DWGSIM
DWGSIM copied to clipboard
how should I use DWGSIM to generate SNP in RNA data?
Hello, I'm writing to ask your opinion about generating SNP in RNA data. I already used DWGSIM for genomic data and finding the global position of the variants in the VCF was relatively straightforward, I would look for the specific gene in the GTF file and add the position given by DWGSIM to the start of the gene in case of genes on the positive strand or subtract the position given by DWGSIM from the end of the gene in case of genes on the negative strand.
Now, I am using DWGSIM to generate SNP on RNA sequences, therefore I have no introns in the fasta sequences. My question is, how does DWGSIM calculate the position of the variants? From what I understood DWGSIM returns in the mutation file a local position of the variant in the specific gene only by basing the number on the fasta sequence passed as input, therefore if it is an RNA sequence it doesn't count for introns. If this assumption is correct, how should I try to find the real global position of the variant in the VCF in the case of an RNA sequence?
I thought about a calculation that looks like this:
If the Gene is on the positive strand: 1 case: the variant is in the first exon -> I calculate the global position by doing: (the start of the gene) + (position given by DWGSIM) 2 case: the variant is NOT in the first exon, so I need to remove the length of the introns that precede the variant because their length is not taken into consideration by DWGSIM -> I calculate the global position by doing: (the start of the exon where the variant is located) + (position given by DWGSIM) - (the sum of the introns' length until that specific exon where the variant is located)
If the Gene is on the negative strand: 1 case: the variant is in the first exon -> I calculate the global position by doing: (the end of the gene) - (position given by DWGSIM) 2 case: the variant is NOT in the first exon -> I calculate the global position by doing: (the END of the exon where the variant is located) - (position given by DWGSIM) - (the sum of the introns' length until that specific exon where the variant is located)
Does this calculation make sense or perhaps there is a better way to do this?
Thank you so much for your support, Kind Regards Simone Rossi
The position of the variant is 1-based relative to the given contig, in this case transcript.
So for a given transcript, you should have (from the GTF/elswhere) the strand of the transcript, as well as the genomic start/end locations for each exon/feature in the transcript.
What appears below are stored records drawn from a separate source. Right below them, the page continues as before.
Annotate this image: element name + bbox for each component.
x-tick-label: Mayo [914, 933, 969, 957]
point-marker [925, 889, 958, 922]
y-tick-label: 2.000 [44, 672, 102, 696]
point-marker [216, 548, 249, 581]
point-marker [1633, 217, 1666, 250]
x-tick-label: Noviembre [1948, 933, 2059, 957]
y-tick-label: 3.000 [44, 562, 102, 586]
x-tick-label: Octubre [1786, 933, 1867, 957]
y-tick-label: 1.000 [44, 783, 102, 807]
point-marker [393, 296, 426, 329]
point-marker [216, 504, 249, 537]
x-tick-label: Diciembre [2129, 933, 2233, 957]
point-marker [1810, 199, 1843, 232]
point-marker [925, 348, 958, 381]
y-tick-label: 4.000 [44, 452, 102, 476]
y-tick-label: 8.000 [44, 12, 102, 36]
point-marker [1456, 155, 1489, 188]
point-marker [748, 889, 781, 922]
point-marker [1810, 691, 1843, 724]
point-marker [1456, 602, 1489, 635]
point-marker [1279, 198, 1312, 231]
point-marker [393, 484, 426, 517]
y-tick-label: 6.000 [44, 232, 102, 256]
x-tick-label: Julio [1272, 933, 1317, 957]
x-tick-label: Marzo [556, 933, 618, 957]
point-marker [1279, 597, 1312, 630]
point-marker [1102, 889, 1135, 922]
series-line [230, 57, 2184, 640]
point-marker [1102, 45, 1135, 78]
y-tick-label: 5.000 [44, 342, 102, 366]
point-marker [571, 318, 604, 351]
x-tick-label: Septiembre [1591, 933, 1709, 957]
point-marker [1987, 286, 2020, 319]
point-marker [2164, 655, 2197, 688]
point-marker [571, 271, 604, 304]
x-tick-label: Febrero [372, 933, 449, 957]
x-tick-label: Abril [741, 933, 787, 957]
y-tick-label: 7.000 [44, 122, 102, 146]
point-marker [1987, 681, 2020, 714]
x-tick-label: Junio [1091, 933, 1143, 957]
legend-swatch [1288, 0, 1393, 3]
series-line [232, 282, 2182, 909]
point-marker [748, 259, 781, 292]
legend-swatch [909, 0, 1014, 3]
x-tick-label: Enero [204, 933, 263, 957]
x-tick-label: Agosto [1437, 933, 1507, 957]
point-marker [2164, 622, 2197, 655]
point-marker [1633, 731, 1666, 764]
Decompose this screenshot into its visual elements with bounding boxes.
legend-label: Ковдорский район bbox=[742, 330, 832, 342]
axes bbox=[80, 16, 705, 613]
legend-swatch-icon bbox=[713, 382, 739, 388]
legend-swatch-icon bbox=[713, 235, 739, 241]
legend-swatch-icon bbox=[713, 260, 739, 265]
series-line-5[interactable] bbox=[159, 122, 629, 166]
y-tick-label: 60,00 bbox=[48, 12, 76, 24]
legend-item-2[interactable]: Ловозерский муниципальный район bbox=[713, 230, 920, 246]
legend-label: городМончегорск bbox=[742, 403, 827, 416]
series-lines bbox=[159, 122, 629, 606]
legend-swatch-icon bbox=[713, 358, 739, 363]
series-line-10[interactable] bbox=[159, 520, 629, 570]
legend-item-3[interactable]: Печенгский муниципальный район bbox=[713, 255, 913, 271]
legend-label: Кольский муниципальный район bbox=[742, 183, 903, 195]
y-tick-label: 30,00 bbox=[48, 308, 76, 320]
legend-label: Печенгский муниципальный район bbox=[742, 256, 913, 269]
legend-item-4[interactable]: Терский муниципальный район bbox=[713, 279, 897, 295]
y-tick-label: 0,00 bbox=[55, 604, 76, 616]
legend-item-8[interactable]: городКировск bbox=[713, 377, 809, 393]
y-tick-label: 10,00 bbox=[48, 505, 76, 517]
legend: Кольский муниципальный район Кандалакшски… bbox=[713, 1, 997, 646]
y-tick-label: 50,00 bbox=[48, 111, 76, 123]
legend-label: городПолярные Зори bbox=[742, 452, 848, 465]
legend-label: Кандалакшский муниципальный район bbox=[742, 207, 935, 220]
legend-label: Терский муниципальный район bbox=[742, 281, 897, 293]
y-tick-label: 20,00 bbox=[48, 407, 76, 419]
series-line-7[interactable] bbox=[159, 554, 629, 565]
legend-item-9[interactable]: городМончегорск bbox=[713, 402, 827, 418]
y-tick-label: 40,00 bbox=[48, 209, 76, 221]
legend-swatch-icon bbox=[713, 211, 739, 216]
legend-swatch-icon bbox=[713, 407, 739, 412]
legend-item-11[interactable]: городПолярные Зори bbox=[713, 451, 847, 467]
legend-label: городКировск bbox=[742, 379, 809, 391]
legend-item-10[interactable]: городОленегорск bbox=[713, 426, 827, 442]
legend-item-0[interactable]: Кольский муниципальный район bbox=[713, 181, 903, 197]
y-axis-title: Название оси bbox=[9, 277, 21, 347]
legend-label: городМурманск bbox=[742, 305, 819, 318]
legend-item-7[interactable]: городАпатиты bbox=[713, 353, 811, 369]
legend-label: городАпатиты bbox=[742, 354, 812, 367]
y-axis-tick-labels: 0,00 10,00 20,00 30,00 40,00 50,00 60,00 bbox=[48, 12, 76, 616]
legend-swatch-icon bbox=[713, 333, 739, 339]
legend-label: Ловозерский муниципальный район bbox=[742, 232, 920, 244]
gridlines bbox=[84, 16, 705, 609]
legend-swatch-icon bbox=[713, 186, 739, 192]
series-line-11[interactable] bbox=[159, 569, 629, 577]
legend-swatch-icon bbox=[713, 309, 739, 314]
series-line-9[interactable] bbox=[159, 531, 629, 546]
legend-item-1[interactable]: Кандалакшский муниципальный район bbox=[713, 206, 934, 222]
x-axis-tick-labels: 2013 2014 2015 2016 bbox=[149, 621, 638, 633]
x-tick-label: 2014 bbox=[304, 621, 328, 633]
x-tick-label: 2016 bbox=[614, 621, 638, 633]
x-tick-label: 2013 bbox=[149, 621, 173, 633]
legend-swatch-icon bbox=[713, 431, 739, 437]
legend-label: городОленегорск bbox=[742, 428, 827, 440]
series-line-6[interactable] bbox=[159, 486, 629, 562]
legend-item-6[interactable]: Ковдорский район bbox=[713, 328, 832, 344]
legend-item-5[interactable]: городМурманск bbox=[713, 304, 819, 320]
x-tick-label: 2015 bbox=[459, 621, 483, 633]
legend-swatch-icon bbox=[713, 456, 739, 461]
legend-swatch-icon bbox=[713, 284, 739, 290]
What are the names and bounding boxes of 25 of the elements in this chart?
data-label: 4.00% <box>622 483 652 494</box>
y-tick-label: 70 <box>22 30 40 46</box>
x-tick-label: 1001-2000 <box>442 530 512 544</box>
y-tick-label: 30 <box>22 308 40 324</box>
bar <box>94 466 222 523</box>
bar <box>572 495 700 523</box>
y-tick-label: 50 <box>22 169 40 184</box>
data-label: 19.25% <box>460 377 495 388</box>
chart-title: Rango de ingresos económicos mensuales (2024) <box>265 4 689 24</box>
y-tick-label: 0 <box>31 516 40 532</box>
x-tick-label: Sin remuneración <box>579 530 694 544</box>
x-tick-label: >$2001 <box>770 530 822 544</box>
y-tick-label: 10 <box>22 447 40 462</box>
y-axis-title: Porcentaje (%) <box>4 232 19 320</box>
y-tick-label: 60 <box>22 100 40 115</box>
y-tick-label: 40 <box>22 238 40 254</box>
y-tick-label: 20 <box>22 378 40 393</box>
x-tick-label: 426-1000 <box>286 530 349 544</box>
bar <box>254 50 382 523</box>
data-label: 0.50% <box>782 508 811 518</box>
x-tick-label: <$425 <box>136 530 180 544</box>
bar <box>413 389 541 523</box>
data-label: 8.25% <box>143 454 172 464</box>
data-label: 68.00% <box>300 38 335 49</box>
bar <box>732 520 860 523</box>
So I'd create a file with the following columns and a row per exon:
-
tx_id
: the transcript ID (contig name in your input FASTA) -
tx_g_contig
: the contig in the genome (e.g. chr4) -
tx_g_strand
: the strand of the transcript in the genome (+ or -) -
tx_g_start
: the 1-based start position of the transcript in the genome -
tx_g_end
: the 1-based end position of the transcript in the genome (can make inclusive or exclusive) -
exon_id
: the exon id (optional) -
exon_tx_start
: the 1-based start position of the exon in the transcript -
exon_tx_end
: the 1-based end position of the exon in the transcript (can make inclusive or exclusive)
So for a given variant, the CHROM field in the output VCF from DWGSIM is the tx_id
and the POS field is the 1-based start position of the variant in that transcript (the end is the start plus the length of the reference allele minus one). So now you have the span of the variant in the transcript coordinates, and you can then use the above table to find the overlap with exon_tx_start/exon_tx_end
to lift over to the genome. Note: either the variant is contained within a single exon, or can span multiple exons (deletion/MNV/etc.). It's all book-keeping.